The dramatic upsurge in information and communication technology in the past decade has had a great impact on our daily lives. The use of mobile phones has increased exponentially in Australia with a high proportion of all age groups now using them. In early 2000, the number of subscribers to cellular telephone services had grown to about 500 million worldwide. The use of these telephones exposes us to radiofrequency electromagnetic fields. Other sources of this type of energy field include antennas used for AM and FM radio, TV, cellular telephony, paging systems and amateur radio. Computers, microwaves and cordless phones also emit this type of energy, but these products have to meet safety requirements before manufacture. Moreover, cordless phones have a very low energy level because of the short distances over which they have to transmit. Information regarding human exposure to radiofrequency emissions from portable phones, wireless phones and other devices is available on the web (http://www. fcc.gov/oet/rfsafety/cellpcs.html). For a specific apparatus, if you can find the Federal Communications Commission (FCC) ID number, this site will give you the maximum specific absorption rate (SAR) value. Specific concerns have been raised about the potential adverse health effects which might be caused by exposure to the electromagnetic fields generated by cellular telephones. Analogue phones operate on radiofrequency (microwave) signals in the 800–900-MHz range. In this issue, Dr Finnie and co-workers report on the effect of GSM-like radiofrequency fields on vascular permeability in the brains of mice.

   They used a purpose-designed exposure system at 898.4 MHz and the mice were exposed for 60 min at a SAR of 4 W/kg. Most safety guidelines recommend that mobile phones should not cause a localised exposure in excess of a SAR of 1.6 W/kg and studies of human head models show that, generally, cellular phones have SAR levels below 1.6 W/kg. Exposure of the mice to 4 W/kg did not significantly disrupt the integrity of the blood–brain barrier. However, the authors will extend this study to a more chronic model (12 months) so that the exposure will more closely reflect our use of mobile telephones.

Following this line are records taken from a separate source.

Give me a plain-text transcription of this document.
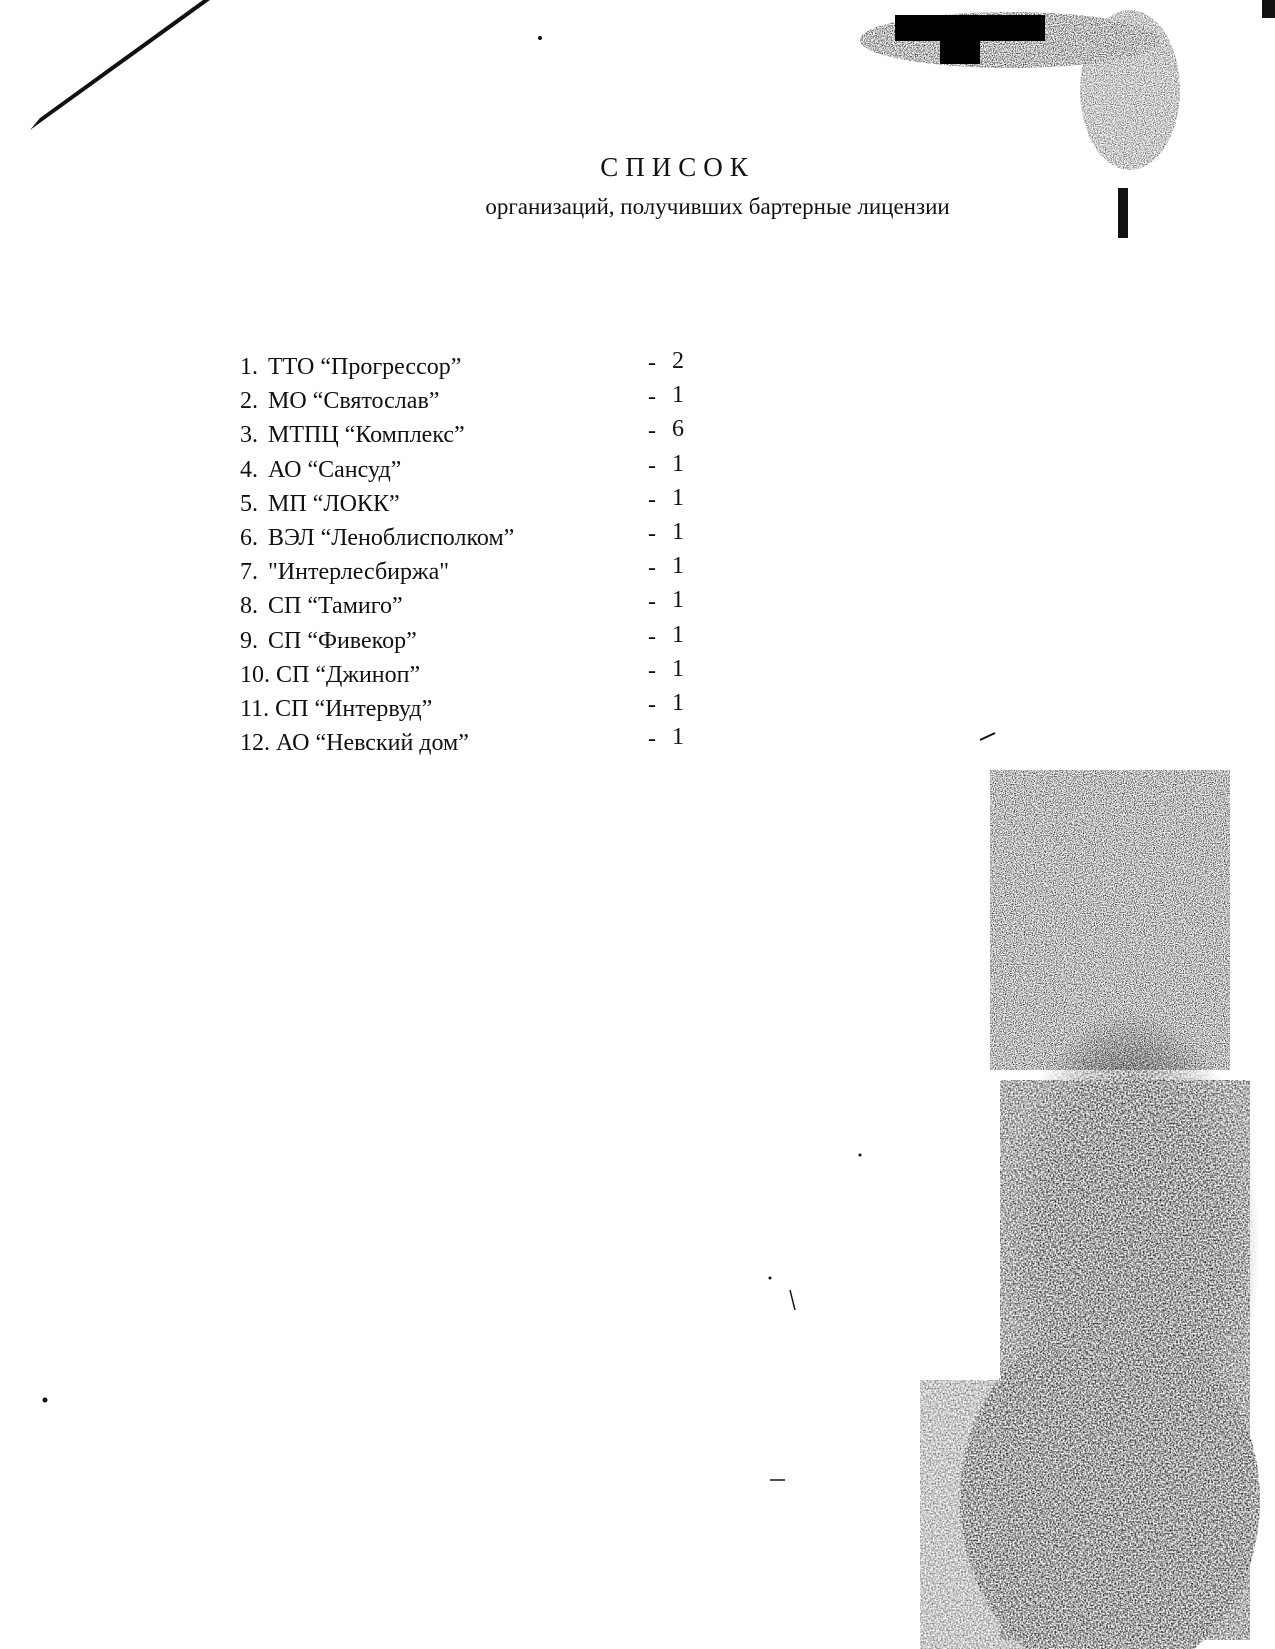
СПИСОК
организаций, получивших бартерные лицензии
1. ТТО “Прогрессор”	- 2
2. МО “Святослав”	- 1
3. МТПЦ “Комплекс”	- 6
4. АО “Сансуд”	- 1
5. МП “ЛОКК”	- 1
6. ВЭЛ “Леноблисполком”	- 1
7. "Интерлесбиржа"	- 1
8. СП “Тамиго”	- 1
9. СП “Фивекор”	- 1
10. СП “Джиноп”	- 1
11. СП “Интервуд”	- 1
12. АО “Невский дом”	- 1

The effects of the radiofrequency field on the integrity of the blood–brain barrier will again be studied but, more importantly, the mouse brains will be examined for evidence of tumour development and growth. This appears to be the most important public health concern: does exposure to electromagnetic energy emitted by mobile phones (when in use) increase the risk of tumours or accelerate the growth of tumours in adjacent tissues? The most highly exposed area of the body to radiofrequency energy from handheld cellular phones is the ipsilateral ear and cheek regions. This relates to the proximity of the phone antenna. There is less concern over car-mounted phones because the antenna is mounted on the roof and the vehicle acts as a shield.

  The proposed mechanism of action of the radiofrequency energy would appear to be non-thermal because the heating effect of the radiofrequency energy is negligible. A typical cellular phone, which operates at a power output of 0.25 W, results in a SAR of about 1.5 W/kg and causes a rise in brain temperature of about 0.1°C. Direct genotoxic effects also seem unlikely based on several experimental studies. There are currently insufficient data to answer the question of the role of radiofrequency energy exposure in tumour induction and/or promotion. In several experimental studies of the effects of radiofrequency exposure, biological events have been demonstrated. Salford et al. demonstrated increased blood–brain barrier permeability in rat brain after exposure to continuous and pulsed 915-MHz microwaves at SARs between 0.016 and 5 W/kg. In another study, the incidence of lymphoma was increased following whole-body radiofrequency exposure in a transgenic mouse model. These transgenic mice (E mu-Pim1) are moderately predisposed to develop lymphomas spontaneously. Two other animal studies involving radiofrequency exposure to the head found no increase or a decrease in brain tumours. The latter study raises an interesting possibility: could radiofrequency exposure prevent or inhibit the development and growth of brain tumours?